Beltranena and his colleagues have done a trial with hog diets, replacing one-third, two-thirds or all the wheat with hybrid rye grain. There was no effect on feed cost per hog or feed cost per kilogram gain, nor was there a reduction in dressing percentage, because rye has fermentable soluble fibre instead of woody-type, insoluble hull fibre.

“Rye can completely replace wheat in hog diets, but we recommend including an enzyme mix if rye replaces more than 50 per cent of wheat in diets,” he said. “In our trials, we added an enzyme cocktail to all diets and canola oil to increase the energy level of the rye diets. That increased diet cost, but even so, profit per hog was higher at the high rye inclusion level with the enzyme cocktail.”

Regarding sources of feed protein, Beltranena noted that canola and soybean meal costs are high, but pulses – particularly yellow peas and fava bean – remain important alternative protein sources for western Canadian hog producers. Pulses contribute about twice as much starch as protein, so they price into diets effectively. He added that dried distillers’ grains with solubles (DDGS) from both wheat and corn also provide more available phosphorus than intact grain. Also, camelina and hemp cake may represent economical protein and fat sources in the future.

Beltranena also indicated that, while the cost of the immuno-castration vaccine Improvest is equal – providing a feed saving of around 15 kilograms per male pig – there are additional benefits to producers. These are four to eight per cent faster gain to market weight, no cryptochirids, greater pig livability, lower dressing percentage because of the testes remaining intact, but greater carcass weight. Shoulder, loin and ham weight increase, reducing backfat and belly fat. He pointed out that the treatment of gilts with Improvest is new, allowing them to grow more like barrows after the second injection, eating more but getting to market weight sooner.

Other actions to reduce costs

Beltranena was recognized during the second plenary session of the Banff Pork Seminar as this year’s recipient of the George R. Foxcroft Lectureship in Swine Production. Foxcroft passed away in December 2021. During his own presentation, Beltranena honoured Foxcroft, his long-time mentor and friend.

Among other more minor feed cost reduction strategies, Beltranena indicated producers could regularly check if feeders need adjustment.

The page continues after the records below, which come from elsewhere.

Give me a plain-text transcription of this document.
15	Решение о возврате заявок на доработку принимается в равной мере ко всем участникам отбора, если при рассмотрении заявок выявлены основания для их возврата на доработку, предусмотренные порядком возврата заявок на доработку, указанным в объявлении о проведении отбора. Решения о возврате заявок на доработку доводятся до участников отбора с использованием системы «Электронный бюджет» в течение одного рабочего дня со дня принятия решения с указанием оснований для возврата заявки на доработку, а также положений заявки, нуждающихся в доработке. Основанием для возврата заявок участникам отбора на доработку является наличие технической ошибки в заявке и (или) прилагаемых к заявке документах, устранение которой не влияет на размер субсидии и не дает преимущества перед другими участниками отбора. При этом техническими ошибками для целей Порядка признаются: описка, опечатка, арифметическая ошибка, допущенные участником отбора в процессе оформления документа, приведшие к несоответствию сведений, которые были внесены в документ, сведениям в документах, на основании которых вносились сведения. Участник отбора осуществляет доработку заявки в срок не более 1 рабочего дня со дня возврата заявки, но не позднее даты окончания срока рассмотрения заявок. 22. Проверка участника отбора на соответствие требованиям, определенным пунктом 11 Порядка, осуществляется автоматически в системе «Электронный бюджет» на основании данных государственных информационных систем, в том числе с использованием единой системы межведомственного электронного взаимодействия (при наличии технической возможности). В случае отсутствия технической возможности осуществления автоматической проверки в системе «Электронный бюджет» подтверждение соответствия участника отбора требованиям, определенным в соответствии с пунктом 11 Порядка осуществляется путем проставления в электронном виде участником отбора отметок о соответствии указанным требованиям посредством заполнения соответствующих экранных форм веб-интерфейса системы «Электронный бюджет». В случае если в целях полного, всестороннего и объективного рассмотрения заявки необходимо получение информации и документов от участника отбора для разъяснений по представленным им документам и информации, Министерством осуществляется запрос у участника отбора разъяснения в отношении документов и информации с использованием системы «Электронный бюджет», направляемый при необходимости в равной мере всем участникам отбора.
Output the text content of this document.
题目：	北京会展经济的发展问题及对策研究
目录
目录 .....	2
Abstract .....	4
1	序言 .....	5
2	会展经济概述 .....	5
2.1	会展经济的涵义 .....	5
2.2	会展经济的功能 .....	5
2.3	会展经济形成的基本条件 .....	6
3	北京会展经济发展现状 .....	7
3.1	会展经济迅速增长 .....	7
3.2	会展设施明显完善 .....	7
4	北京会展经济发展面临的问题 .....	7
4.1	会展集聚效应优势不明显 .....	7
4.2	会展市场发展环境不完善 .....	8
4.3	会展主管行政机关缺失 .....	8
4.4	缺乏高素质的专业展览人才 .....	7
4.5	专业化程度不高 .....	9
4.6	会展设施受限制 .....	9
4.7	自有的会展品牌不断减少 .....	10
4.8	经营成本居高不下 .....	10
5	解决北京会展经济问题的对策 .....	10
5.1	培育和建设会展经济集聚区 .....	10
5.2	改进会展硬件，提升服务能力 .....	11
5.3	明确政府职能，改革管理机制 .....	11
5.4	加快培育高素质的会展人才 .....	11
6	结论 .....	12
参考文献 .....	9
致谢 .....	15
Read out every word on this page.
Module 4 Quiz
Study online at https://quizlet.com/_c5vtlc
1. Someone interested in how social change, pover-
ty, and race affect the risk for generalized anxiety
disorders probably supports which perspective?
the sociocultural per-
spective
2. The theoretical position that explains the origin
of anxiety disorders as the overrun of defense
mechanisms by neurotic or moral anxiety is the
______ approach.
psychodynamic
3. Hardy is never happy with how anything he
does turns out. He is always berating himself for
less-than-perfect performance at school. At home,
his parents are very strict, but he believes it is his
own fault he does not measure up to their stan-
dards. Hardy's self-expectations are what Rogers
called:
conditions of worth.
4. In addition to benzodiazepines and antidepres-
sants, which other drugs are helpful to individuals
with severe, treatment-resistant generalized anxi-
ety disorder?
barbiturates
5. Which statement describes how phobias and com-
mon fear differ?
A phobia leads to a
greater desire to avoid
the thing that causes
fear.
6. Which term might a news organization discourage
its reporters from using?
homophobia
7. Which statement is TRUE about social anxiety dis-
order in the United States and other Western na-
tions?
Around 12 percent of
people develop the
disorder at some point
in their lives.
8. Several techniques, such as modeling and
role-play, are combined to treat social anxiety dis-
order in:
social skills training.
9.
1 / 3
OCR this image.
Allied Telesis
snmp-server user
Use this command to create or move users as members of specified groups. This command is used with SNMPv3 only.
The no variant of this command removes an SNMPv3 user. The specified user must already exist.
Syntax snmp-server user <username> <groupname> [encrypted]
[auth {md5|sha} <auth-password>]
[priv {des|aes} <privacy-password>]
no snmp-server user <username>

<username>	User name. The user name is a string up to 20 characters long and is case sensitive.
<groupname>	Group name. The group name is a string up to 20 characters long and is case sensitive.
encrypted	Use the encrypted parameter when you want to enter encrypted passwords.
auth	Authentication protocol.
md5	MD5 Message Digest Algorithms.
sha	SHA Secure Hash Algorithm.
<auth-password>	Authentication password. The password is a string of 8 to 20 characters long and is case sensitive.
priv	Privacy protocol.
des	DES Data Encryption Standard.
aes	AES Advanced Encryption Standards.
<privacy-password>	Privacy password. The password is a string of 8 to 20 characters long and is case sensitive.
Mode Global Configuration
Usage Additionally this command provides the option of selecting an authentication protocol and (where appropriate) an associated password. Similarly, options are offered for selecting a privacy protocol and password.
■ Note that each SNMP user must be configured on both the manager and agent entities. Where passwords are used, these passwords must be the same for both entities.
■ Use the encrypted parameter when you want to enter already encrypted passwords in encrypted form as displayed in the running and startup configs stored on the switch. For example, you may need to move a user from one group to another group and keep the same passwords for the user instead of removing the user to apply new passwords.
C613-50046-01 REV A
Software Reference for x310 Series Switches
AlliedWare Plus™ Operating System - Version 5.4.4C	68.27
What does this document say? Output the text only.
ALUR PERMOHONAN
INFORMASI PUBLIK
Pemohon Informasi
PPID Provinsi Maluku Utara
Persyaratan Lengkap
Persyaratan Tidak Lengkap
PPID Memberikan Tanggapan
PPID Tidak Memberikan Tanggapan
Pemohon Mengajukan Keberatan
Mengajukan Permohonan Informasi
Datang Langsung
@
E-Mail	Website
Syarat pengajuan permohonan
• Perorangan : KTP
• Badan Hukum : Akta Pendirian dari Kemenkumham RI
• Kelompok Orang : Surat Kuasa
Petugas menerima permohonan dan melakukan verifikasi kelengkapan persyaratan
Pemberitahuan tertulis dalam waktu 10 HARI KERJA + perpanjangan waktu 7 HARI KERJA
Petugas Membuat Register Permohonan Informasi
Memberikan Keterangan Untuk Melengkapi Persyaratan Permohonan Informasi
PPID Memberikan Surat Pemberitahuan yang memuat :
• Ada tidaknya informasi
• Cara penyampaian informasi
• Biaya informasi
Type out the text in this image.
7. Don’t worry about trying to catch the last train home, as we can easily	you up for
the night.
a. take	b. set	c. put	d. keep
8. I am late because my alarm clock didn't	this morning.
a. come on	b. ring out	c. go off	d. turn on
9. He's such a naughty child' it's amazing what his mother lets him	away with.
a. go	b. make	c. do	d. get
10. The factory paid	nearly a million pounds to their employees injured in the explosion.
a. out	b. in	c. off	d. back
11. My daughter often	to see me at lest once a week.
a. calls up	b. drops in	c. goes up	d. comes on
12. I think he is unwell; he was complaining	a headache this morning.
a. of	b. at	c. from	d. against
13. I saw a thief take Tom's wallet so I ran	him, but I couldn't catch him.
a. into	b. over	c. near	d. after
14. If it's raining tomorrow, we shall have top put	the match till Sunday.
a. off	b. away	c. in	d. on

“Feed wastage of two per cent equals 15 tonnes of feed falling through slats into slurry pits for 1,000-head barns per year,” he said. “Reducing particle size by 100 microns improves feed conversion by more than one per cent. That’s $1 feed saving per hog. Try a screen hole that’s down a size to what you’re currently using. Watch for feed bridging as it may occur in bins and feeders, or flex augers may have difficulty handling slightly more powdery mash.”